El Greco: El Entierro del Conde Orgaz. Substituamos os despojos couraçados do conde por Francisco Bórgia e o bispo de casula pelo príncipe de Lerma, neto de Francisco Bórgia - nada mais simples de que tal substituição.» (pp. 42-43)

«- Tudo isso não passa de conversa - disse Renée. - o inimigo principal, o Anticristo negro é Carlos, o imperador romano. Não se consola de não ser papa. Foi por isso que pôs a circular o boato segundo o qual o rei de França suborna o papado e quer fazer do sultão da Turquia senhor da Europa. Carlos sonha com o papado de manhã à noite. Quer ser ordenado padre e tornar-se monge ascético. Fica tudo comovido até às lágrimas ao ver o grande imperador flagelar-se, vestido de burel. Porque é que ele faz isso? Porque está assombrado pela tiara: ora quer adquiri-la pelo sangue, ora, na sua raiva impotente, deseja destruir em si próprio aquela imagem. Nos seus momentos de desespero, inflige a si próprio exercícios de penitência para se livrar do pesadelo da sagração pelo Vaticano.

- É o Francisco que te conta essas historinhas de adormecer? - perguntou Bórgia. [Ercole II, duque de Este, filho de Lucrezia Borgia]

- Não, é o próprio Carlos V que me serve estas realidades. Porque é que ele não executou os decretos de excomunhão do papa Leão contra Martinho Lutero e os seus companheiros? Veja-se que, se ele deixou Lutero seguir o seu caminho foi porque não perdoava ao papa ter dirigido a palavra a Francisco I e sobretudo por não ser ele o próprio papa. Sei que, de vez em quando, Carlos se retira para castelos isolados onde, vestido com os ornamentos do papa, se passeia durante horas diante do espelho. E entretanto, deixa Lutero e os seus companheiros atacar com toda a tranquilidade todo o território do Império. É certo que há aqui uma lógica complexa, a lógica subtil do princípio de identidade ibérico, que os pensadores da plebe não pode entender.»  (p. 272)

«Mas tudo isso não impede a França de se submeter inteiramente à vontade do Santo Padre, nem de empreender o recrutamento dos novos cruzados. Tornou-se já evidente que a França é a única a querer e sobretudo a poder organizar tal empresa, pois ela é actualmente a única grande potência idealista da Europa. Um membro da delegação, um padre francês, deu a saber confidencialmente a Francisco Bórgia que Carlos IX tinha um favorito, um jovem efebo, partidário entusiasta da cruzada. Esse jovem duque seria, segundo certos rumores, espião de Filipe II em França. Pertencia, por parte da avó, a uma família espanhola, todas as suas amantes eram espanholas, mas o rei de França não podia passar sem ele. O padre recomendou a Bórgia que contactasse esse jovem com a maior urgência.» (p. 290)

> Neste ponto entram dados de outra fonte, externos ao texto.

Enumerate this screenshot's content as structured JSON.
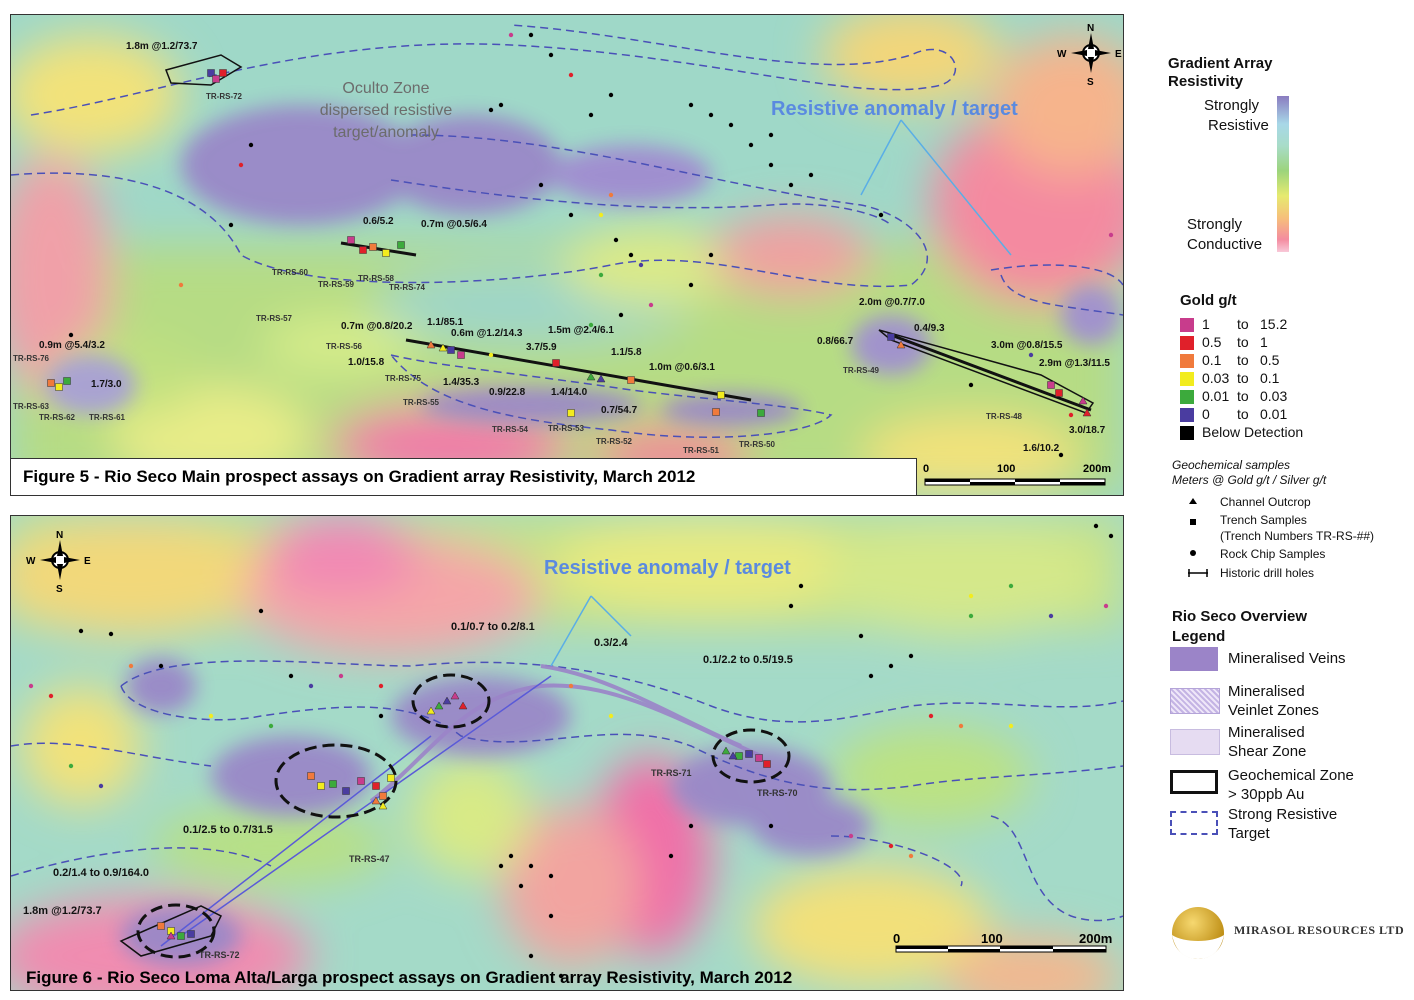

«Tirando proveito da sua vitória em Lepanto, Don Juan pretende tornar-se senhor de todo o Oriente, de Granada a Damasco. Sem ter a menor intenção de utilizar o seu triunfo no serviço dos interesses da cristandade, quer tornar-se sultão, um tirano digno das Mil e Uma Noites.  Don Juan iniciou já negociações com o paxá de Alexandria. Os dois homens avistaram-se na ilha de Antiparos. Don Juan chegou a bordo de um navio árabe, na companhia de fabulosas huris de harém, o paxá num navio cristão unido de velas cor-de-rosa estampadas às cruzes lilases, pois esse soberano afirma que a cruz é o símbolo da Europa Política e não de uma religião oposta ao Islão e, enquanto tal, utilizável, com cortesia e diplomacia, como símbolo das negociações pacíficas. O ideal de Don Juan é Frederico II de Hohenstaufen, o Anticristo do Levante, Antínoo gibelino, o Dominus Mundi místico dos tigres, das mulheres e dos judeus, o libertino negro que se coloca acima da banal oposição entre Oriente e Ocidente. Frederico nunca quis lutar contra o papa, mas a sua amizade com Don Juan é uma ideia mil vezes mais ignominiosa.» (p. 300)

Destes breves apontamentos se poderá ajuizar da riqueza da obra.